The little-known story of Commodore

So I’m reading On The Edge, a longish book that tries to tell the story of Commodore properly, including the people who made it happen, and the companies it bought along the way.

I’m glad the story got told.

A lot of people don’t understand my fascination with Commodore. A story early in the book sums it up nicely. Atari was developing the 2600, and had three design teams on it. One team was using Motorola chips, one was using Intel chips, and the third was using MOS Technology chips, which was the company Commodore would end up buying and folding into its Commodore Semiconductor Group.

MOS asked Atari what price point it was looking for. At the time, a typical price for a microprocessor and associated I/O chips was $150. Atari said it wanted to pay $12.

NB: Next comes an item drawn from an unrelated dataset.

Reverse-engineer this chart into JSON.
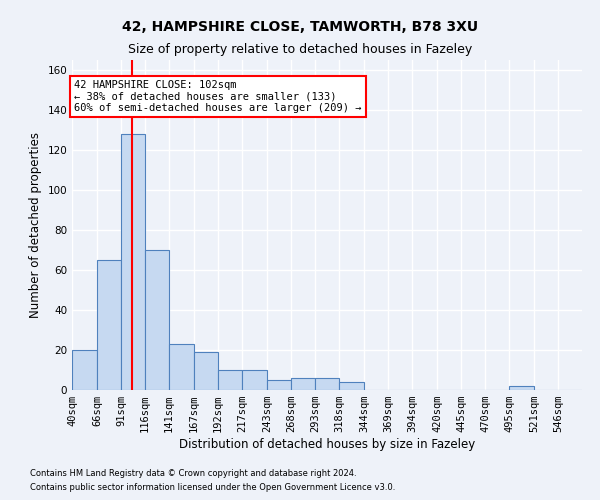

MOS found a way to deliver what Atari wanted for $12. If you ever wondered why Atari used the hopelessly crippled 6507 CPU rather than a full-blown 6502 (itself a very cut-down chip), that’s why. At the time, the 6502 alone was selling for $25.

That’s my kind of company.

I’ve only read the first couple of chapters. I think the writing is pretty good but it wasn’t edited very well (there are several instances of misused apostrophes, for example). My biggest gripe is its lack of an index, so if I ever want to pull the book off the shelf and find that Atari 2600 story, it’s going to take some work to find it.

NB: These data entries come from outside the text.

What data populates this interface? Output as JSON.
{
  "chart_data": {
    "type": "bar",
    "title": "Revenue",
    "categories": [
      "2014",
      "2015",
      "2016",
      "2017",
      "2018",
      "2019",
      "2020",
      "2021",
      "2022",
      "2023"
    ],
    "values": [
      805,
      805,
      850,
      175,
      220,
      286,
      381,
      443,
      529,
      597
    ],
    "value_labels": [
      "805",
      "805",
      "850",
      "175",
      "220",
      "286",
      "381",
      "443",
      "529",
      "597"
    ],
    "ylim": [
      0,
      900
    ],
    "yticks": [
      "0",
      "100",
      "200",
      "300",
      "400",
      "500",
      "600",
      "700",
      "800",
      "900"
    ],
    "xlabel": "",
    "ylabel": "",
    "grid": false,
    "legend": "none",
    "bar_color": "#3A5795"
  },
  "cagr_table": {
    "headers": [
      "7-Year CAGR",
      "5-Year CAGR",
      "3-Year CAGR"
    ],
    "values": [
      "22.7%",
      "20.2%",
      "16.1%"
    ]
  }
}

I’ll follow up with a more complete review when I finish it. I really, really wanted to write a book like this one back in 1995 after Commodore imploded for the last time, but I had no idea where to start.

One thing I learned from skipping to the back (I was looking for the index) is that financier Irving Gould died in 2001. I’m very surprised the first I heard of it was in this book. There’s plenty of blame to go around in the story of Commodore’s ultimate failure, but nobody but nobody was more despised than Gould. Mark Stephens (Robert X. Cringely)’s assessment that Commodore was Gould’s stock scam is an oversimplification, but to many people it certainly appeared that way.

Another important thing I learned was that Chuck Peddle, the inventor of the 6502 and the original PET computer, struck up a friendship with a computer science professor in Iowa. Every year, this professor would send the brightest, weirdest student he had to Peddle. That’s where Commodore got its brilliant engineers.

Note to self (and anyone else who’s listening): If you want to start a company and you want it to take off like a rocket, hire the brightest, weirdest people you can find. If you’re more interested in changing the world than in running a stock scam, after you hire them, do what you have to do to keep them happy and stay out of their way.